Palabra de escritor:

 

Escribir es una forma de conocimiento

 

Semblanza del escritor Guillermo Samperio

 


 

Los últimos de los Ramseses

 

Por allí voy al anochecer, en el campo de montes azules y filos violetas y malvas; llevo una máscara amarilla, ceñida a mis facciones. Los brazos hacia arriba y mis manos portan guantes también amarillos, el color de nuestro signo; al fondo ya se nota un poco la luz de la luna llena. Y debo confesar que mi espíritu ya se había debilitado, que una noche de luna llena como ésta no tuve ganas de asistir al concilio nocturno y que no deseaba ver más cómo sacrificábamos al alce frente a la hoguera de leños gruesos, arrancarle luego la cornamenta para después dársela a algún niño que todavía no la tuviera, preparándolo, sin que lo supiera, para las noches de los concilios.

 

Después de empalar el cuerpo del alce y asarlo casi al carbón, cada uno de nosotros, con los guantes amarillos puestos, le arrancábamos trozos de su cuerpo hasta que el Ministro, evaluando que ya el esqueleto se transparentaba, emitía un grito de “Alto”; nosotros nos aquietábamos y poníamos la cabeza hacia abajo en el sitio en que estuviéramos. El Ministro lanzaba entonces dos oraciones con voz firme, mirando hacia la luna, al fin de las cuales, los jóvenes mayores repartían copas y nos servían vino de la mejor cosecha de nuestros viñedos –los propios jóvenes se servían en copas doradas semejantes a las que nosotros usábamos.

 

El Ministro nos pedía que nos hincáramos en círculo y, dirigiendo los brazos hacia la Madre Diana, circular como espejo de platino, y dijéramos al unísono: “En el Monte de los Inmortales divisamos una deidad, resplandece su mirada como un aro fugaz. Las estrellas se deslizan por una puerta rojiza en su entorno; y, desde su belleza nívea, se alzará nuestra destreza”.

En ese instante, levantábamos las copas hacia el cielo negro, señalando a la Diana y luego bebíamos el vino hasta darle fin.
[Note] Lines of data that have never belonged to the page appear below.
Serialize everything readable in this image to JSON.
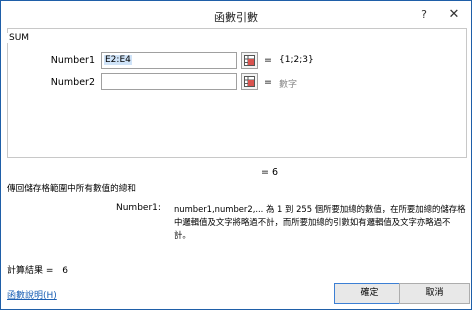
{
  "dialog": {
    "title": "函數引數",
    "help_label": "?",
    "close_label": "✕"
  },
  "function": {
    "name": "SUM"
  },
  "args": [
    {
      "label": "Number1",
      "value": "E2:E4",
      "result": "{1;2;3}"
    },
    {
      "label": "Number2",
      "value": "",
      "result": "數字"
    }
  ],
  "equals": "=",
  "formula_result": "= 6",
  "description": "傳回儲存格範圍中所有數值的總和",
  "arg_help": {
    "label": "Number1:",
    "text": "number1,number2,... 為 1 到 255 個所要加總的數值，在所要加總的儲存格中邏輯值及文字將略過不計，而所要加總的引數如有邏輯值及文字亦略過不計。"
  },
  "calc_result": {
    "label": "計算結果 =",
    "value": "6"
  },
  "help_link": "函數說明(H)",
  "buttons": {
    "ok": "確定",
    "cancel": "取消"
  },
  "icons": [
    "help-icon",
    "close-icon",
    "range-select-icon"
  ]
}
Los jóvenes recogían las copas, en tanto nosotros nos abrazábamos, incluyendo cuatro golpes en la espalda, los cuales representaban la estrella de las múltiples direcciones, lo que a su vez quería decir que éramos libres para ser los que éramos y luego regresábamos a nuestras casas, llevando en el pecho esa libertad.

 

Aquella noche que yo no asistí soñé con todo esto y pensaba que no había tal libertad y que si éramos un grupo grande de simples campiranos con viñedos y cría de cerdos, además de cazadores de acuerdo con las leyes del país, no había necesidad de evidenciar nuestra barbarie, ocultándola con una ceremonia tan primitiva. A nuestro entorno nadie recuerda a Diana, nadie mira a la luna ni la llama madre; esa deidad fue expulsada ya de hecho, con inferiores cultos, en la época de los últimos Ramseses. En los poblados que nos rodean y que no quieren mezclarse con nosotros ni nosotros con ellos, ahí cortan y asan a los alces en la cocina y se sientan a la mesa a comer; y los que no son cazadores nada más van al mercado central y compran las piezas que necesitan, empaquetadas y limpias, sin tener que arrancar con la propia mano el trozo que nos tragaremos.

 

Sin embargo, al día siguiente me di cuenta de que era un apestado en la población; no sólo no me hablaban sino que además me veían con ojos de arma de fuego. Es cierto que a nada me obligaban, ni mi propia familia, pero en medida de que se acercaba el día de la nueva luna llena, sentía que cada una de las gentes de la población metía su mano en mi pecho para arrancarme un trozo de alma

hasta dejarme vacío. Por ello, cuando fui a hablar con el Ministro y suscribir mi reincorporación a la ceremonia de esta noche, se llevaron a cabo los preparativos de mi renacimiento, pues el Ministro, todo el pueblo y yo mismo sabíamos muy bien que yo me había quedado sin alma.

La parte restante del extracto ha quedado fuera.